From the petition filed herein it appears that by complaint filed in a justice court of Jerome county petitioner was charged as follows: "that the petitioner knowingly, wrongfully, unlawfully, wilfully and maliciously committed a misdemeanor by then and there selling to one Harry Beetham, for beverage purposes, one bottle of Budweiser Brew and one bottle of Becker's Becco, said bottles containing what is commonly known as near beer and being a malt liquor and as a matter of law deemed intoxicating. . . . ." that a warrant was issued and petitioner was arrested; that a preliminary examination was held, during which it was admitted that the bottles admitted in evidence contained a malt liquor. It appears that upon cross-examination of the only witness testifying, the following took place:
"Q. Mr. Davis, do you know whether or not the liquor in these bottles is intoxicating?

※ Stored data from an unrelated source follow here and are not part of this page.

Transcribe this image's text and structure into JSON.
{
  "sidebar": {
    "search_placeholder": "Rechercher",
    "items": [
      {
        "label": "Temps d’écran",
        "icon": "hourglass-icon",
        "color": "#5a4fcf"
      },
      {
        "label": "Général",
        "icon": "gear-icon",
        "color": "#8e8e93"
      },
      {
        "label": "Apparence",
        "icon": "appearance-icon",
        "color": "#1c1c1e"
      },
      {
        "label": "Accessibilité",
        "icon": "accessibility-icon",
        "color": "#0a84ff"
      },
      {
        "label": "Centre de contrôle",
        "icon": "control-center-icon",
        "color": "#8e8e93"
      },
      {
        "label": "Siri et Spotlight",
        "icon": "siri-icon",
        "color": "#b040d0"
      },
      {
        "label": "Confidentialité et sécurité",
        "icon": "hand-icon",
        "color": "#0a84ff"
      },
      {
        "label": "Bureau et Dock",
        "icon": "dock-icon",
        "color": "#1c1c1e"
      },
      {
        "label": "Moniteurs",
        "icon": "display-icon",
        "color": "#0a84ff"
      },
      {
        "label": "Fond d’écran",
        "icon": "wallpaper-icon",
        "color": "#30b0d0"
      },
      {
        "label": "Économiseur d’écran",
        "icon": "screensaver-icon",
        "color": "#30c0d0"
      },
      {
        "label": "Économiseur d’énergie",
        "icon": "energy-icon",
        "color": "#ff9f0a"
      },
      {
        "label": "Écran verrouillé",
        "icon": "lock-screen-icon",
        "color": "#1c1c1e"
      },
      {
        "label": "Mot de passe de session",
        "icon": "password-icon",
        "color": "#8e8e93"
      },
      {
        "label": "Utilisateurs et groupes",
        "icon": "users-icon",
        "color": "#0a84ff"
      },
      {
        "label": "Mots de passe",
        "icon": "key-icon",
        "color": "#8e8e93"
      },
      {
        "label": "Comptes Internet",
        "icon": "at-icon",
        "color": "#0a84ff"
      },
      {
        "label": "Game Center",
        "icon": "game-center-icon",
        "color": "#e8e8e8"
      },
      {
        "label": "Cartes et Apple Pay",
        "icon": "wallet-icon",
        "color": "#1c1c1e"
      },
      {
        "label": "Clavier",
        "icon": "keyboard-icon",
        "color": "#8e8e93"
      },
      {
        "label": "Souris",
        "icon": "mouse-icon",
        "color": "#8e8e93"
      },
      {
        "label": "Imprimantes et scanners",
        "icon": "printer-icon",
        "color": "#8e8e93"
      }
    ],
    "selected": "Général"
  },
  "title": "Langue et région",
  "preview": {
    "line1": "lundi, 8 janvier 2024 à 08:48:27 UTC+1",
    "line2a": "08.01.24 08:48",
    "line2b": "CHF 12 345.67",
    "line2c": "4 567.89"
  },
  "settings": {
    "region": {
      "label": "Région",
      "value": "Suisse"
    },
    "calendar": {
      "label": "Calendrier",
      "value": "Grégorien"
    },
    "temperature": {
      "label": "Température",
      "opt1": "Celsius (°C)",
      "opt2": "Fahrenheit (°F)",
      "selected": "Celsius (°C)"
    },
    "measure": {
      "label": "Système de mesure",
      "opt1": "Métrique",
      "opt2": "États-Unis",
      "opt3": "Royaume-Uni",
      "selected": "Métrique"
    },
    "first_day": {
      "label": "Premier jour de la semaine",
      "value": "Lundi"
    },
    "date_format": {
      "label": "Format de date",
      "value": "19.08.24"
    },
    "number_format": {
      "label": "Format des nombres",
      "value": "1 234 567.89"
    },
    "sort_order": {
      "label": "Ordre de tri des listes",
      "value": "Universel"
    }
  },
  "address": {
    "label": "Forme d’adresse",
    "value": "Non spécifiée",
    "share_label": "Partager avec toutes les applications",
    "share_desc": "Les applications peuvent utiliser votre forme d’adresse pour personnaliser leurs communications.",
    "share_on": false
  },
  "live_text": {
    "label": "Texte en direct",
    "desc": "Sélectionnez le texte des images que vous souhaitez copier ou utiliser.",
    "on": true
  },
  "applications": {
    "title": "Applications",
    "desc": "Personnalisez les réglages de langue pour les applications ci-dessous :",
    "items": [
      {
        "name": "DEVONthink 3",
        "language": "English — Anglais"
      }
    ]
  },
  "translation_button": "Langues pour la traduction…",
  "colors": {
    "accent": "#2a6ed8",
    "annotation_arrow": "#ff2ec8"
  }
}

"Henry M Hall: We object, your Honor, for the reason heretofore set out, that in the decision of the Supreme Court as already cited, that being the case of State vs. Lockman, it is not necessary to prove that the exhibits in question contain alcohol in any capacity (quantity) nor that it will produce intoxication. *Page 305
"The Court: The objection is sustained."
Whereupon, counsel for petitioner moved to discharge the defendant for the reason that the prosecution had failed to prove that any crime or the crime charged had been committed, or that there was probable cause to believe the defendant guilty thereof, which motion was overruled. The court thereupon held petitioner to answer in the district court, the order of commitment being indorsed upon the depositions.
The grounds upon which petitioner seeks to be discharged from custody by this writ are that he was committed on said criminal charge without reasonable and probable cause, in that it was not shown that the liquor alleged to have been sold by him was capable, when used as a beverage, of producing intoxication, and that the decision of this court in re Lockman, 18 Idaho 465,110 P. 253, 46 L.R.A., N.S., 759, upon which the committing magistrate based his ruling in refusing to permit evidence of the intoxicating qualities of said liquor, is an erroneous, strained and improper construction of I. C. A., sec.18-102. With respect to commitment after preliminary examination, this court has announced the rule that it cannot weigh the evidence on habeas corpus, but if it wholly fails to disclose a public offense for which a prisoner may be held on preliminary examination, then the petitioner would be entitled to his discharge (In re Heigho, 18 Idaho 566, 110 P. 1029, Ann. Cas. 1912A, 138, 32 L.R.A., N.S., 877; In re Knudtson,10 Idaho 676, 79 P. 641), and that the court may inquire into and examine the proofs submitted at a preliminary hearing to see whether or not, first, there is any evidence tending to show that a public offense has been committed; second, there was cause to believe the accused committed it. (In re Baugh,30 Idaho 387, 164 P. 529.) In the cases cited, the question was not raised as to whether habeas corpus was the proper remedy, as here. Here it was admitted that the beverage sold was a malt liquor and it was proven that defendant sold it. Under the decision in re Lockman, supra, the admission that it was a malt liquor established as "intoxicating liquor" as *Page 306 a matter of law, the sale of which is forbidden by I. C. A., sec. 18-201, with which crime petitioner was charged. The evidence was therefore sufficient to justify the committing magistrate in holding the petitioner to the district court. The committing magistrate could not rule otherwise than he did upon the objection to the evidence complained of, inasmuch as all courts of intermediate jurisdiction are controlled and bound by the decisions of courts of ultimate resort. (State v. Moore,36 Idaho 565, 112 P. 349; Sala v. Crane, 38 Idaho 402, 412,221 P. 556.)
Furthermore, this court cannot on habeas corpus convert itself into an appellate court for the examination of questions reviewable on appeal. (In re Davis, 23 Idaho 473, 130 P. 786;In re Knudtson, supra.) The correctness of the court's ruling in the admission or exclusion of evidence cannot be reviewed onhabeas corpus. (29 C. J. 47, sec. 38; Ex parte Kawaguchi,12 Cal. App. 498, 107 P. 727; Ex parte Dixon, 43 Nev. 196,183 P. 642; Ex parte Kaster, 52 Cal. App. 454, 198 P. 1029;State ex rel. Swift v. Dillon, 75 Fla. 785, 79 So. 29; Peoplev. Siman, 284 Ill. 28, 119 N.E. 940, 942; State ex rel.Nordstrum v. Superintendent of Workhouse, 146 Minn. 140,178 N.W. 610; Charlton v. Kelly, 229 U.S. 447, 33 Sup. Ct. 945,57 L. ed. 1274, 46 L.R.A., N.S., 397; Ex parte Selicow,100 Neb. 615, 160 N.W. 991.)
For the foregoing reasons I concur in the conclusion reached in the majority opinion that the writ should be quashed and petitioner remanded to custody.